St Luke History
This day celebrates the life of St. Luke, one of Jesus' 12 disciples. Luke was thought to be an educated Gentile, or non-Jew, and may have even been a physician. Some biblical historians believe he may have even been a slave.
Luke wrote two books in the New Testament -- the Gospel of Luke and the Acts of the Apostles. The Gospel of Luke focuses on converting non-Jews to Christianity.
St Luke Facts
- Luke worked with the apostle Paul, and traveled with him throughout Asia Minor, proclaiming the Good News of Jesus Christ.
- The Gospel of Luke describes a popular passage referred to as the 'The Parable of the Good Samaritan'. In it a traveling man is attacked by robbers who strip and beat him. A priest and a Levite pass by without helping him. A Samaritan stops and cares for him, taking him to an inn where the Samaritan pays for his care. (Luke 10:25-37)
- What became of Luke is unclear. Some accounts say he was martyred, while others say that he lived to an old age and died in Greece.
- The feast Day for St. Luke is held on October 18 in the Roman Catholic, Orthodox Church and some Protestant churches. The Orthodox church refer to this day as the Feast of the Holy Apostle and Evangelist Luke.
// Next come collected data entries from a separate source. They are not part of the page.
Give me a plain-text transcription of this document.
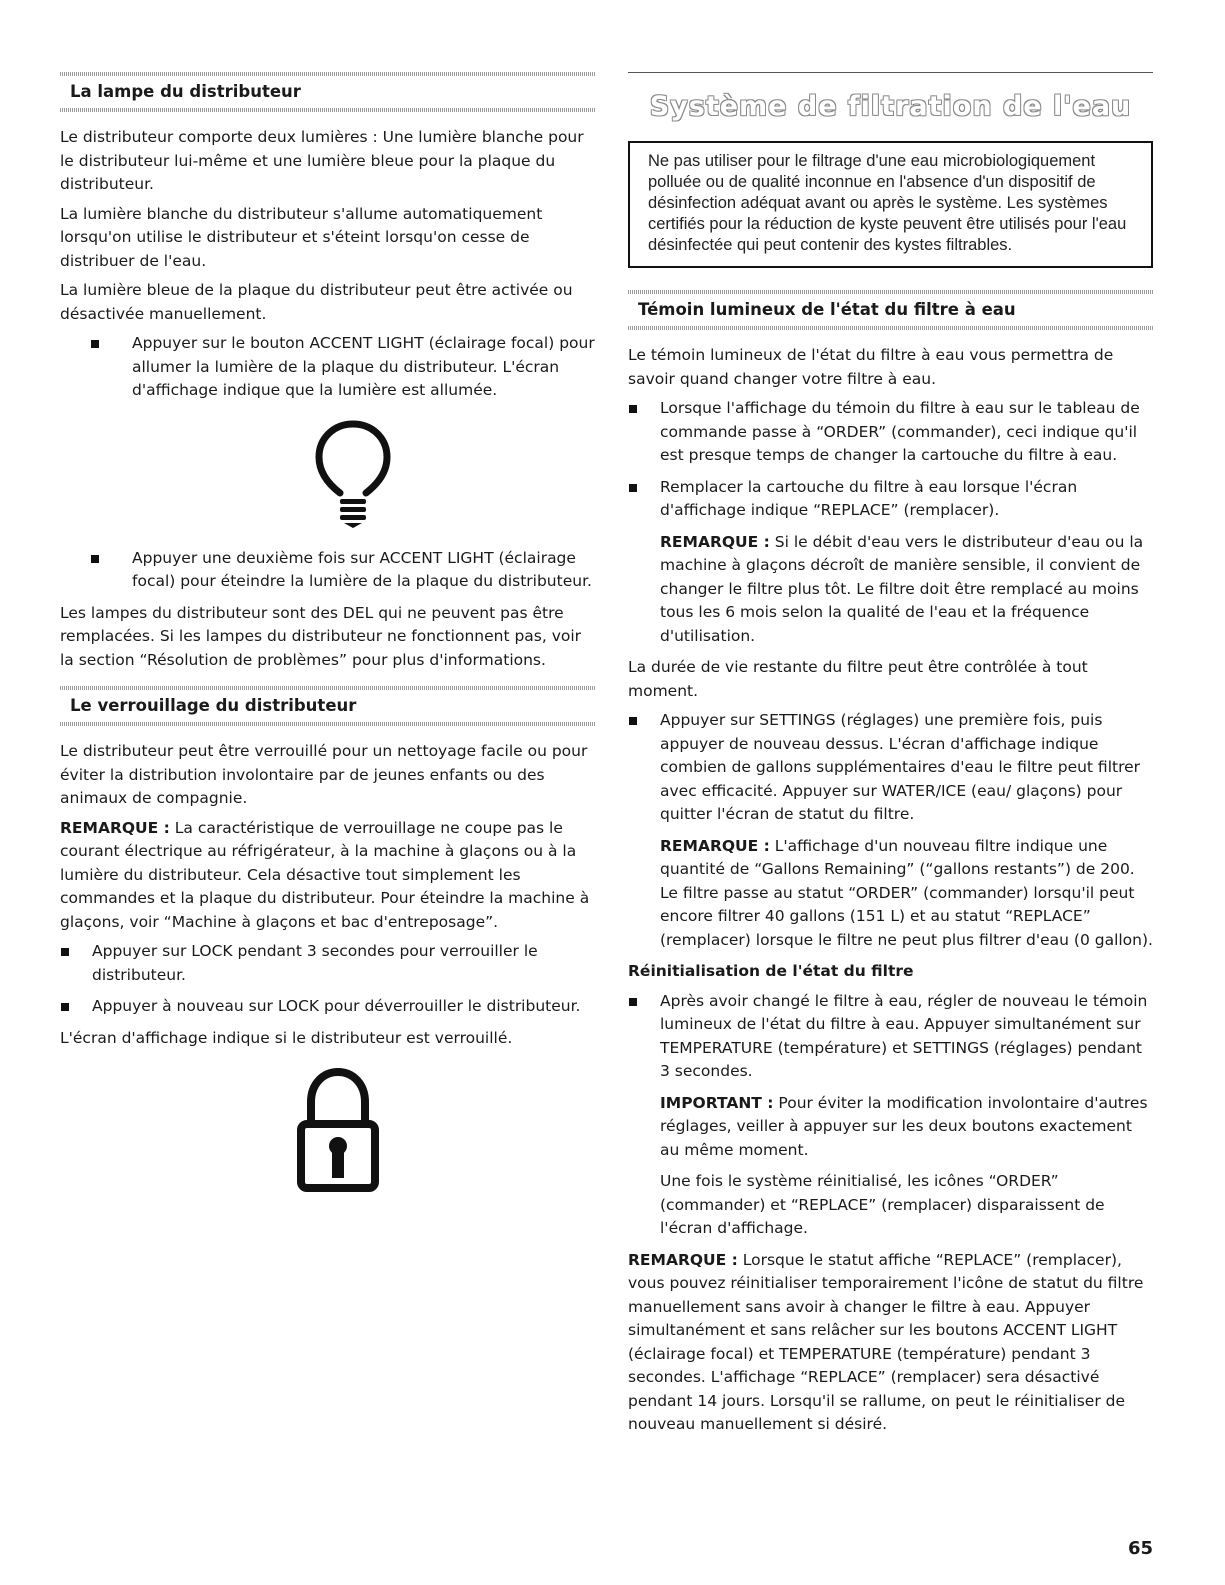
La lampe du distributeur

Le distributeur comporte deux lumières : Une lumière blanche pour le distributeur lui-même et une lumière bleue pour la plaque du distributeur.

La lumière blanche du distributeur s'allume automatiquement lorsqu'on utilise le distributeur et s'éteint lorsqu'on cesse de distribuer de l'eau.

La lumière bleue de la plaque du distributeur peut être activée ou désactivée manuellement.

Appuyer sur le bouton ACCENT LIGHT (éclairage focal) pour allumer la lumière de la plaque du distributeur. L'écran d'affichage indique que la lumière est allumée.
Appuyer une deuxième fois sur ACCENT LIGHT (éclairage focal) pour éteindre la lumière de la plaque du distributeur.

Les lampes du distributeur sont des DEL qui ne peuvent pas être remplacées. Si les lampes du distributeur ne fonctionnent pas, voir la section “Résolution de problèmes” pour plus d'informations.

Le verrouillage du distributeur

Le distributeur peut être verrouillé pour un nettoyage facile ou pour éviter la distribution involontaire par de jeunes enfants ou des animaux de compagnie.

REMARQUE : La caractéristique de verrouillage ne coupe pas le courant électrique au réfrigérateur, à la machine à glaçons ou à la lumière du distributeur. Cela désactive tout simplement les commandes et la plaque du distributeur. Pour éteindre la machine à glaçons, voir “Machine à glaçons et bac d'entreposage”.

Appuyer sur LOCK pendant 3 secondes pour verrouiller le distributeur.
Appuyer à nouveau sur LOCK pour déverrouiller le distributeur.

L'écran d'affichage indique si le distributeur est verrouillé.

Système de filtration de l'eau
Ne pas utiliser pour le filtrage d'une eau microbiologiquement polluée ou de qualité inconnue en l'absence d'un dispositif de désinfection adéquat avant ou après le système. Les systèmes certifiés pour la réduction de kyste peuvent être utilisés pour l'eau désinfectée qui peut contenir des kystes filtrables.
Témoin lumineux de l'état du filtre à eau

Le témoin lumineux de l'état du filtre à eau vous permettra de savoir quand changer votre filtre à eau.

Lorsque l'affichage du témoin du filtre à eau sur le tableau de commande passe à “ORDER” (commander), ceci indique qu'il est presque temps de changer la cartouche du filtre à eau.
Remplacer la cartouche du filtre à eau lorsque l'écran d'affichage indique “REPLACE” (remplacer).

REMARQUE : Si le débit d'eau vers le distributeur d'eau ou la machine à glaçons décroît de manière sensible, il convient de changer le filtre plus tôt. Le filtre doit être remplacé au moins tous les 6 mois selon la qualité de l'eau et la fréquence d'utilisation.

La durée de vie restante du filtre peut être contrôlée à tout moment.

Appuyer sur SETTINGS (réglages) une première fois, puis appuyer de nouveau dessus. L'écran d'affichage indique combien de gallons supplémentaires d'eau le filtre peut filtrer avec efficacité. Appuyer sur WATER/ICE (eau/ glaçons) pour quitter l'écran de statut du filtre.

REMARQUE : L'affichage d'un nouveau filtre indique une quantité de “Gallons Remaining” (“gallons restants”) de 200. Le filtre passe au statut “ORDER” (commander) lorsqu'il peut encore filtrer 40 gallons (151 L) et au statut “REPLACE” (remplacer) lorsque le filtre ne peut plus filtrer d'eau (0 gallon).

Réinitialisation de l'état du filtre
Après avoir changé le filtre à eau, régler de nouveau le témoin lumineux de l'état du filtre à eau. Appuyer simultanément sur TEMPERATURE (température) et SETTINGS (réglages) pendant 3 secondes.

IMPORTANT : Pour éviter la modification involontaire d'autres réglages, veiller à appuyer sur les deux boutons exactement au même moment.

Une fois le système réinitialisé, les icônes “ORDER” (commander) et “REPLACE” (remplacer) disparaissent de l'écran d'affichage.

REMARQUE : Lorsque le statut affiche “REPLACE” (remplacer), vous pouvez réinitialiser temporairement l'icône de statut du filtre manuellement sans avoir à changer le filtre à eau. Appuyer simultanément et sans relâcher sur les boutons ACCENT LIGHT (éclairage focal) et TEMPERATURE (température) pendant 3 secondes. L'affichage “REPLACE” (remplacer) sera désactivé pendant 14 jours. Lorsqu'il se rallume, on peut le réinitialiser de nouveau manuellement si désiré.

65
St Luke Top Events and Things to Do
- Read the second chapter of the Gospel of Luke. This is the story that is most often read at Christmas time about the birth of Jesus Christ.
- Read the popular 'Parable of the Good Samaritan'. Use this to inspire you to go out of your comfort zone to help someone in need.
- Some traditions believe that St. Luke, in addition to being a writer and physician, was a painter. Do a little artwork today to honor the saint.
- Go get a check up. Luke was a physician. Take care of your body in honor of St. Luke.